Show Abstract | Download Original | Original Source | Check in Google Scholar | DOI: 10.35970/jinita.v7i1.2788

Abstract

The primary objective of this research is to develop an image captioning and audio conversion system based on Convolutional Neural Networks (CNN) and Recurrent Neural Networks (RNN) with the integration of an Attention Mechanism, aimed at improving accessibility for visually impaired individuals. The research design follows a systematic approach involving data collection, preprocessing, model development, training, evaluation, and implementation. The methodology utilizes CNN for visual feature extraction, RNN for language modeling, and an Attention Mechanism to enhance contextual relevance in caption generation.

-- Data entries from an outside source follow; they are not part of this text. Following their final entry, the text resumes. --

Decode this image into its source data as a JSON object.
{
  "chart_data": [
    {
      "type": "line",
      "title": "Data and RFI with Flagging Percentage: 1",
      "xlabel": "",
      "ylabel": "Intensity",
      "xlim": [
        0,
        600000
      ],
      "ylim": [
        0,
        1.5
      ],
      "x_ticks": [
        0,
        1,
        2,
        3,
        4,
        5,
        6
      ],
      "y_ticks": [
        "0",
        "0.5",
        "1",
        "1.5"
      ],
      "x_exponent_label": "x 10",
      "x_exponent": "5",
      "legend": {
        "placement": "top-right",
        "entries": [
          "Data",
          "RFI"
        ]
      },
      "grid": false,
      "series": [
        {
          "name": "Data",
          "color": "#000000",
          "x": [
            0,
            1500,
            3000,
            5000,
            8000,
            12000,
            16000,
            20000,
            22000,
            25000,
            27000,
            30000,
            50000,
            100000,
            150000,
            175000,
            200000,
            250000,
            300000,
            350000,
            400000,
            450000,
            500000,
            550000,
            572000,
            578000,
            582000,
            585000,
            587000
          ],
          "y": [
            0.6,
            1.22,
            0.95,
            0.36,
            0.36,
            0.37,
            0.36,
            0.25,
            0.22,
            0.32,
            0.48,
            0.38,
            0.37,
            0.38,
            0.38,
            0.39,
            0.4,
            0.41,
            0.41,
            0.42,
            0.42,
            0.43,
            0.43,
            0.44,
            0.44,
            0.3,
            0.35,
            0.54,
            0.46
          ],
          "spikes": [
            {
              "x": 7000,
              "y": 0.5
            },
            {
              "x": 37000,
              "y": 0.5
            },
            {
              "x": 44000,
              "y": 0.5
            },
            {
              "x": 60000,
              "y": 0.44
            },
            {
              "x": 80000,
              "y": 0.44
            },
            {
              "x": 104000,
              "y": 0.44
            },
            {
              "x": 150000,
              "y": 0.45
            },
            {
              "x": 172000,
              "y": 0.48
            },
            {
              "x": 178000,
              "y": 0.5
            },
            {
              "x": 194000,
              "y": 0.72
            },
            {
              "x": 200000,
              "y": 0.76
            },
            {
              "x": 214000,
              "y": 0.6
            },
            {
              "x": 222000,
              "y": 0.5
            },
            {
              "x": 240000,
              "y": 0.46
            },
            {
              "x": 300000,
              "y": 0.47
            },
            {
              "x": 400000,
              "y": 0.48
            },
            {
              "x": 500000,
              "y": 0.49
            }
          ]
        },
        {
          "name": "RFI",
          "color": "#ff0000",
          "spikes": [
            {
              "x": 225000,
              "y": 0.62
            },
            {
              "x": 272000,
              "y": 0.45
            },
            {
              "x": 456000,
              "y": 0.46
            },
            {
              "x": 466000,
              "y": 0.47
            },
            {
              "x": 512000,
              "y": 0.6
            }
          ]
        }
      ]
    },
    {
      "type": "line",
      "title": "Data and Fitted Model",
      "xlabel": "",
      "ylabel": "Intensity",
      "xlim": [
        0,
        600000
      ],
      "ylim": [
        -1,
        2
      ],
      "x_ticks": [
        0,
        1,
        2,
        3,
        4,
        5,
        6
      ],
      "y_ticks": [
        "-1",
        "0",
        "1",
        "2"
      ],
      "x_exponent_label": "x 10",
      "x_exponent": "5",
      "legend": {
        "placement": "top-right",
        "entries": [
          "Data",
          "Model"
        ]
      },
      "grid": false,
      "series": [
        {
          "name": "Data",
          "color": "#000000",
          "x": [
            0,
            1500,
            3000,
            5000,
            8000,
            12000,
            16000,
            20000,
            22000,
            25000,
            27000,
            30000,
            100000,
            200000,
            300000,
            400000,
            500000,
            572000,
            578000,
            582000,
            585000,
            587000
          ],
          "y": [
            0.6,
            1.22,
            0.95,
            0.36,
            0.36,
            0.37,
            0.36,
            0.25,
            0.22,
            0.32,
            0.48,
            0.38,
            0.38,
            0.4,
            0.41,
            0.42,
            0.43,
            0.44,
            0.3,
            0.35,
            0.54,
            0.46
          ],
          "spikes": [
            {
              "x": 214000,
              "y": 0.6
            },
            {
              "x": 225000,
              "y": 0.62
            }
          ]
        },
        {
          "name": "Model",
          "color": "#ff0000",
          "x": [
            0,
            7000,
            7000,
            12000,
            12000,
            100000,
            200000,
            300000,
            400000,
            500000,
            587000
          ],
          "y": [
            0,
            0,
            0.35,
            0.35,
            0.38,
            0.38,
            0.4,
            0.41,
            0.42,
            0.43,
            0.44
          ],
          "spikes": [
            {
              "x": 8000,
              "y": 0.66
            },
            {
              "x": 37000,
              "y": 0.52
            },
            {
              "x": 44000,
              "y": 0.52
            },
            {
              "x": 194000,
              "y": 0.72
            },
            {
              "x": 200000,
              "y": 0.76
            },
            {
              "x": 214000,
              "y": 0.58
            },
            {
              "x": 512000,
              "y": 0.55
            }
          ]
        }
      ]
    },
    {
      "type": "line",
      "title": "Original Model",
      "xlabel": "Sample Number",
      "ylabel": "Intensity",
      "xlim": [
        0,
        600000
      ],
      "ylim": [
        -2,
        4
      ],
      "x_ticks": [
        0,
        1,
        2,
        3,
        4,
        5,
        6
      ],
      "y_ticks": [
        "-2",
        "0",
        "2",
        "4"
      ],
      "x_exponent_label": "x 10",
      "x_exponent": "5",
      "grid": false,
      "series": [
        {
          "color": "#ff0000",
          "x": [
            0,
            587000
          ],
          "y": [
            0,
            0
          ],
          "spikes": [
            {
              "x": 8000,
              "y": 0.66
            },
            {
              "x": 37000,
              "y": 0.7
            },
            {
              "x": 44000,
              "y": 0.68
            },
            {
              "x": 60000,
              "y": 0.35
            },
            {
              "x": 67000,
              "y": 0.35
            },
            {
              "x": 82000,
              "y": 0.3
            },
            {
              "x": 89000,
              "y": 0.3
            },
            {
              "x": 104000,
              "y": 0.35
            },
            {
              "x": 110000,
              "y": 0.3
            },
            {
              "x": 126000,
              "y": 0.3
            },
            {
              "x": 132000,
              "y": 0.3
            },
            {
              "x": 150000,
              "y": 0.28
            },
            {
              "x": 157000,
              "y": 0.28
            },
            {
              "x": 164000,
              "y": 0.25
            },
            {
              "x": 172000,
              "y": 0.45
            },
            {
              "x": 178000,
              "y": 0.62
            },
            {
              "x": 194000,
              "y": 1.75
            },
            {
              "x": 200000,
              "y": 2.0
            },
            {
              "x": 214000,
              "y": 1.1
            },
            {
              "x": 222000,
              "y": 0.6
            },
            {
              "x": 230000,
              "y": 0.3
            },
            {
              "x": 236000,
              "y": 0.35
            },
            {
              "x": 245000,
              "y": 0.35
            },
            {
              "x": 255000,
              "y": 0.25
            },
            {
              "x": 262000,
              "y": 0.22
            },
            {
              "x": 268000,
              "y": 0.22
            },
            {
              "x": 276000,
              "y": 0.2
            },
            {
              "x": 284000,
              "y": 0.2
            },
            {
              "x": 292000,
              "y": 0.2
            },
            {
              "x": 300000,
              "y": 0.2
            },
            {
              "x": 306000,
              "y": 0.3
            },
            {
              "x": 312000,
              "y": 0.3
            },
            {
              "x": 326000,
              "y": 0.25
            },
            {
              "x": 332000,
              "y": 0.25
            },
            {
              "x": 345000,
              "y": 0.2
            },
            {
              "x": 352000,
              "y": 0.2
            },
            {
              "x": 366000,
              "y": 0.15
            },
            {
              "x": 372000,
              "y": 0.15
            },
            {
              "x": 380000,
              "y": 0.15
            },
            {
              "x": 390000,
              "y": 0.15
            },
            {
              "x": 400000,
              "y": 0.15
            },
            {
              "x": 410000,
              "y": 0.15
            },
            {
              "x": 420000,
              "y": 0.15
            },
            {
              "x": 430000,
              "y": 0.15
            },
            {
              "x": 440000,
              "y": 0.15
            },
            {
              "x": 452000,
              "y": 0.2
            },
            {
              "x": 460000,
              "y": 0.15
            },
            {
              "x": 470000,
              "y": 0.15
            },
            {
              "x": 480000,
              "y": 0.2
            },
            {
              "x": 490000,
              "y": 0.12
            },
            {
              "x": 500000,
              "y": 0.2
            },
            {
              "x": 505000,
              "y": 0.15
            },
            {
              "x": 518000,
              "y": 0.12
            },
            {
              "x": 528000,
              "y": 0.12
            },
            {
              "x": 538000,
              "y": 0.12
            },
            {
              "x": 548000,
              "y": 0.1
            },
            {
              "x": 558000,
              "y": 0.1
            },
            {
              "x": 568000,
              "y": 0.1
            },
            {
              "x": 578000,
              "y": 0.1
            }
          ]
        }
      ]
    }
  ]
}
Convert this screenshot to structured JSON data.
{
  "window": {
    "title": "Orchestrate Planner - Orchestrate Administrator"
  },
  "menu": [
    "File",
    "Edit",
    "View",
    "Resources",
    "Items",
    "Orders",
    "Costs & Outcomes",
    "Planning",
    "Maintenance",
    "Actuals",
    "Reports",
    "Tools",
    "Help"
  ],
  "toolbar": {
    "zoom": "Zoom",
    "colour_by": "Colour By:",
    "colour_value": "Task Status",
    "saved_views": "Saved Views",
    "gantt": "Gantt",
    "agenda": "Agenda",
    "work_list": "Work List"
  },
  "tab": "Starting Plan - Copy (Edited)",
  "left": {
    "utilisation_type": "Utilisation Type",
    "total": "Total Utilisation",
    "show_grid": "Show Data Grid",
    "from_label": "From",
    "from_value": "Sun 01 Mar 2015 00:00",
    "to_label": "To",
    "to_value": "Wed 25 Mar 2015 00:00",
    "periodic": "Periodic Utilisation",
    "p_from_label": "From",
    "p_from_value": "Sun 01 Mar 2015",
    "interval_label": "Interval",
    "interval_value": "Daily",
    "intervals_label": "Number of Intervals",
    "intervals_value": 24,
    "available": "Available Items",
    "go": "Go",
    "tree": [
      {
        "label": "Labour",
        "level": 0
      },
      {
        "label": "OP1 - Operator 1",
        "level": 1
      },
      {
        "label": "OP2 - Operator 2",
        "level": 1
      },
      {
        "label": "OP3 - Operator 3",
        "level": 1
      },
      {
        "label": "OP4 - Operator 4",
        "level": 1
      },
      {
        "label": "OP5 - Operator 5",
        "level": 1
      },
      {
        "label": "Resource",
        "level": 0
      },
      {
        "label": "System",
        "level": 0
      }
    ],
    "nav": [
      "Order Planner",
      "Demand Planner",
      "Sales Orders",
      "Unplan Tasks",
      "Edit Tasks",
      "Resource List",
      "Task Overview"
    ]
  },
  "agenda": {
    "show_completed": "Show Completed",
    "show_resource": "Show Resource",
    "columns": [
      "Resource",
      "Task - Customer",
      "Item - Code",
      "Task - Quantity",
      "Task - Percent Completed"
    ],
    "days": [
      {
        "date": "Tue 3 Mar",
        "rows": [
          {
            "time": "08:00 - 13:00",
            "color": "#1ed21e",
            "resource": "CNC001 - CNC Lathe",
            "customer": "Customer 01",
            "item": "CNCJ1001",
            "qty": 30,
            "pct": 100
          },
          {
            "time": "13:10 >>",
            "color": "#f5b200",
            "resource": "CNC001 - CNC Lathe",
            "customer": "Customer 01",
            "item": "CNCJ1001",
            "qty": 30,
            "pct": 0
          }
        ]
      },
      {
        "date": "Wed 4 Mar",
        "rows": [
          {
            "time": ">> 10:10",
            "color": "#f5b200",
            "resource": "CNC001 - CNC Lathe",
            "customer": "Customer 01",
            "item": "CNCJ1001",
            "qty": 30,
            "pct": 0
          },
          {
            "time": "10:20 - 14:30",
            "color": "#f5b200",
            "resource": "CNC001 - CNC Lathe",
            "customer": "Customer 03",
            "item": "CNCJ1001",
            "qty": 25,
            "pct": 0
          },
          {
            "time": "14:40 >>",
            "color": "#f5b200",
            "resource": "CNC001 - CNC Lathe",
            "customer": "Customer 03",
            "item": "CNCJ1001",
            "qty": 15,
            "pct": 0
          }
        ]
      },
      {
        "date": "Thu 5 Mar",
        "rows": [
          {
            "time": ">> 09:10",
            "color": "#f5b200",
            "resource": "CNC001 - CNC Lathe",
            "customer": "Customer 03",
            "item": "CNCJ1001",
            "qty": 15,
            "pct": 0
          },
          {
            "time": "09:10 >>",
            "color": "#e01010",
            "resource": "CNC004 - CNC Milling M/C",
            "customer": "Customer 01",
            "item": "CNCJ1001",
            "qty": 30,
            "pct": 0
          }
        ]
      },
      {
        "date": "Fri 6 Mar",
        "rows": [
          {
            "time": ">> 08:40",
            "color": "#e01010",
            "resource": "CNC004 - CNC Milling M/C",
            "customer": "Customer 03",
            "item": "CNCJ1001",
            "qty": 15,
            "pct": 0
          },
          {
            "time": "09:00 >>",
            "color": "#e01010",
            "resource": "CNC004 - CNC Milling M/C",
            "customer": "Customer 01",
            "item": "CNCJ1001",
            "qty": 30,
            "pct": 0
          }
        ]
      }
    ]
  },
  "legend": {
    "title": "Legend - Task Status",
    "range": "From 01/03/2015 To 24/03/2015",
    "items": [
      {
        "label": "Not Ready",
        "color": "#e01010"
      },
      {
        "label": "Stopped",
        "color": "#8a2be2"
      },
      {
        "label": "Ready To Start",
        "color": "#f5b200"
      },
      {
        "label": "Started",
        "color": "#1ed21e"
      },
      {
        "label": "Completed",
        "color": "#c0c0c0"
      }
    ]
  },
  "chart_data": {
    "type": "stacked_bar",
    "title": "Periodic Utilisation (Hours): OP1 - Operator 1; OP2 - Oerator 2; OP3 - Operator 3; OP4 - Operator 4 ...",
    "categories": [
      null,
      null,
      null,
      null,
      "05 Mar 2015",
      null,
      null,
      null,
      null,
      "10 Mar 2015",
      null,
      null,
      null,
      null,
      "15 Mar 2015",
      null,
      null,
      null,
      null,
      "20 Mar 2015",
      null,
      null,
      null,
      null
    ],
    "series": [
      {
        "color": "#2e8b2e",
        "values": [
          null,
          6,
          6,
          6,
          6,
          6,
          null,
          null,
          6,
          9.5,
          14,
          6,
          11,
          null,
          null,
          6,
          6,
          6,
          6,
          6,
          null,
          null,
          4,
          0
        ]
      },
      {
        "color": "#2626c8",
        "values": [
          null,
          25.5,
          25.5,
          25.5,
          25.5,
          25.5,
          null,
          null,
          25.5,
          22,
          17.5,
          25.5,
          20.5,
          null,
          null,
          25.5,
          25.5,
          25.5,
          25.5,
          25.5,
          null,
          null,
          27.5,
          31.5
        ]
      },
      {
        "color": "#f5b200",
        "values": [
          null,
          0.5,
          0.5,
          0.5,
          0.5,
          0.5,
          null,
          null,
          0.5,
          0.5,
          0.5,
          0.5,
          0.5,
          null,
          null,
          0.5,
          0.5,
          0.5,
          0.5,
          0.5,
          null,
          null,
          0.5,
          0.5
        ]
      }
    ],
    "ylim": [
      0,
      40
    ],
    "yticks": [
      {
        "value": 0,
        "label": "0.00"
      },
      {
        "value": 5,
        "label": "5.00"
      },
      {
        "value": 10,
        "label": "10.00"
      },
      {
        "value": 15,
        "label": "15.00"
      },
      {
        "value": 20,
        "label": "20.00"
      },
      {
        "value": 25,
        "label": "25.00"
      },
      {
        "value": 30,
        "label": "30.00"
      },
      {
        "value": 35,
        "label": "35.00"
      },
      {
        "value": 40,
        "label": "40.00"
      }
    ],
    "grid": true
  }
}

Google Text-to-Speech (gTTS) is also integrated to convert generated captions into audio format. The main outcomes demonstrate that the model is capable of generating coherent and contextually relevant captions, as validated through qualitative assessment and quantitative measurement using the BLEU score. Experimental results show decreasing training and validation loss over 8 epochs without signs of overfitting, indicating stable model performance. The attention visualization confirms the model’s ability to focus on relevant image regions during caption generation. In conclusion, the proposed CNN-RNN architecture with Attention effectively generates descriptive captions and converts them into speech, showing strong potential for real-world accessibility applications.